Figure 3. Effect of TCF-1 overexpression on frequency of CD19.CAR-T cell populations. (A) t-SNE plot of phonograph identified 23 cell clusters in CD19.CAR-T cells and DT19.CAR-T cells with FACS panel 1 (n=6). (B) Evaluation of distinguishing capability of cell cluster by PCA with FACS Panel1. (C) Statistic analysis of percentage of CD4⁺Apotracker⁺CD95⁺CD253⁺ and CD8⁺Apotracker⁺CD95⁺CD253⁺ in CD19.CAR-T cells and DT19.CAR-T cells. (D) t-SNE plot of phonograph identified 18 cell clusters in CD19.CAR-T cells and DT19.CAR-T cells with FACS panel 2 (n=6). (E) Evaluation of distinguishing capability of cell cluster by PCA with FACS Panel 2. (F) Statistic analysis of percentage of CD4⁺CD62L⁺ in CD19.CAR-T cells and DT19.CAR-T cells. (G) t-SNE plot of phonograph identified 27 cell clusters in CD19.CAR-T cells and DT19.CAR-T cells with FACS panel 3 (n=6). (H) Evaluation of distinguishing capability of cell cluster by PCA with FACS Panel 3. (I) Statistic analysis of percentage of CD4⁺CD27^-CD57⁺CD69^-, CD4⁺CD27^-CD57^-CD69⁺, CD4⁺CD27^-CD57⁺CD69⁺, CD4⁺CD27⁺, CD3⁺CD27⁺CD57^-CD69^- in CD19.CAR-T cells and DT19.CAR-T cells. (J) t-SNE plot of phonograph identified 18 cell clusters in CD19.CAR-T cells and DT19.CAR-T cells with FACS panel 4 (n=6). (K) Evaluation of distinguishing capability of cell cluster by PCA with FACS Panel 4. (M) Statistic analysis of percentage of CD4⁺CD40L⁺ in CD19.CAR-T cells and DT19.CAR-T cells. PCA was performed to identify the major principal components (PCs) that contributed at least 70% of the total variance for day11 and day14. The contribution of each variable (cell subset frequency) in accounting for the variability in these principal components was further analyzed. FACS panel 1: CD3, CD4, Apotracker, CD95, CD253, 7AAD; FACS panel 2: CD3, CD4, CD45RA, CCR7, CD62L, CXCR3, 7AAD; FACS panel 3: CD3, CD4, CD8, CD27, CD57, CD69, 7AAD; FACS panel 4: CD3, CD4, CD40L, CTLA4, ICOS, 7AAD. A paired t-test was used for statistical analysis. (*P<0.05, **P<0.01, ***P<0.001, ****P<0.0001, ns= no significant difference).

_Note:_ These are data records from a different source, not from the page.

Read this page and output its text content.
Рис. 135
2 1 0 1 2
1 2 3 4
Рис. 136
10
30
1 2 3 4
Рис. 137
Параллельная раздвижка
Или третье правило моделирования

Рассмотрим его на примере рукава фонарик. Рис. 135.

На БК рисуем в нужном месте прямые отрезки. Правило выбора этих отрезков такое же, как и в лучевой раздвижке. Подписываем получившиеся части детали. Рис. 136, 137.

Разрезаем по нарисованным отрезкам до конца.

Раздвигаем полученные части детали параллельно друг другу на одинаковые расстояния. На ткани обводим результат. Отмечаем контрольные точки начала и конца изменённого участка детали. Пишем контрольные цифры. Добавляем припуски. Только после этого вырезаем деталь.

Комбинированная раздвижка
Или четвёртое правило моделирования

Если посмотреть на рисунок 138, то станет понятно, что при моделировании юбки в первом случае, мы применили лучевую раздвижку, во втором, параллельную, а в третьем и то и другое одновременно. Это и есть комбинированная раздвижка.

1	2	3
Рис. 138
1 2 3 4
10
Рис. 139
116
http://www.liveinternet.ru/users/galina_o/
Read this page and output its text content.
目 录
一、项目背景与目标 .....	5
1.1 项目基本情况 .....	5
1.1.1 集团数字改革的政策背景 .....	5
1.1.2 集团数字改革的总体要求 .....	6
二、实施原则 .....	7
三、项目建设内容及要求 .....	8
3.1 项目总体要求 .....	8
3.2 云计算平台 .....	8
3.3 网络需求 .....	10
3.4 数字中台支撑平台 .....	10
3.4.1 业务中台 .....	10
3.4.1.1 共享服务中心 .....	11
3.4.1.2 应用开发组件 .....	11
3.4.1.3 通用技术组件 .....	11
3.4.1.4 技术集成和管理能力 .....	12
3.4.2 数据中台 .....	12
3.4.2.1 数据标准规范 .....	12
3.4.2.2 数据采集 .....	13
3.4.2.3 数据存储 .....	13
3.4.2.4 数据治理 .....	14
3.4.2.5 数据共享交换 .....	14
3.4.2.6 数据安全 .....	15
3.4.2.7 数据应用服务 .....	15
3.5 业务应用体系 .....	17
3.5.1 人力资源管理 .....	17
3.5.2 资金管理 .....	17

Short-term cytotoxicity of CAR-T cells are not hampered by overexpression of TCF-1 with moderate cytokine producing capacity

To determine whether overexpression of TCF-1 would affect the short-term cytotoxic potential and cytokine producing ability of CAR-T cells, conventional CAR-T cells or DT.CAR-T cells were co-cultured with CD19⁺ Nalm6 cells, CD19⁺ Raji cells and CD33⁺ MV4–11 cells, respectively. The expression and MFI of CD107a, TNF-α and IFN-γ were reduced by DT19.CAR-T cells upon Nalm6 stimulation in vitro compared to CD19.CAR-T cells (Figure 4A). In accordance, TCF-1 overexpression reduced the frequency of multifunctional CAR-T cells in DT19.CAR-T cells (Figures 4B, C). Interestingly, the short-term killing efficacy of DT19.CAR-T cells was not affected by overexpression of TCF-1, even though DT19.CAR-T cells showed reduced cytokine release (Figure 4D). To confirm our results, different tumor cell lines were applied, and similar results were observed in our study (Supplementary Figure S11).

Figure 4

Figure 4. Effect of TCF-1 overexpression on short-term killing efficiency of CD19.CAR-T cells. (A) Representative dot plots of percentage of CD107a, TNF-α, IFN-γ on CD19.CAT-T cells and DT19.CAR-T cells. Statistical analysis of percentage and mean fluorescence intensity (MFI) of CD107a, TNF-α, IFN-γ. CD19.CAR-T cells and DT19.CAR-T cells were stimulated by Nalm6 cells for 4 hours. Intracellular cytokine staining was applied to detect the cytokine release. (B) Characterization of functional CD19.CAR-T and DT19.CAR-T cell subsets. Based on the expression of CD107a, TNF-α, IFN-γ, T cells can be defined as six functional subsets: CD107a⁺TNF-α⁺IFN-γ⁺, CD107a⁺TNF-α⁺IFN-γ^-, CD107a⁺TNF-α^-IFN-γ⁺, CD107a⁺TNF-α^-IFN-γ^-, CD107a^-TNF-α⁺IFN-γ⁺, CD107a^-TNF-α⁺IFN-γ^-, CD107a^-TNF-α^-IFN-γ⁺, CD107a^-TNF-α^-IFN-γ^- (n=6). (C) Statistic analysis of six functional subsets (n=6). (D) Representative dot plots (left) and statistical analysis of killing efficiency of CD19.CAR-T cells and DT19.CAR-T cells after 24 hours in E:T ratio of 1:1 and 1:2 (right). CD19.CAR-T cells and DT19.CAR-T cells were co-cultured with Nalm6 cells respectively for 24 hours, residual tumor cells were detected by flow cytometry after 24 hours.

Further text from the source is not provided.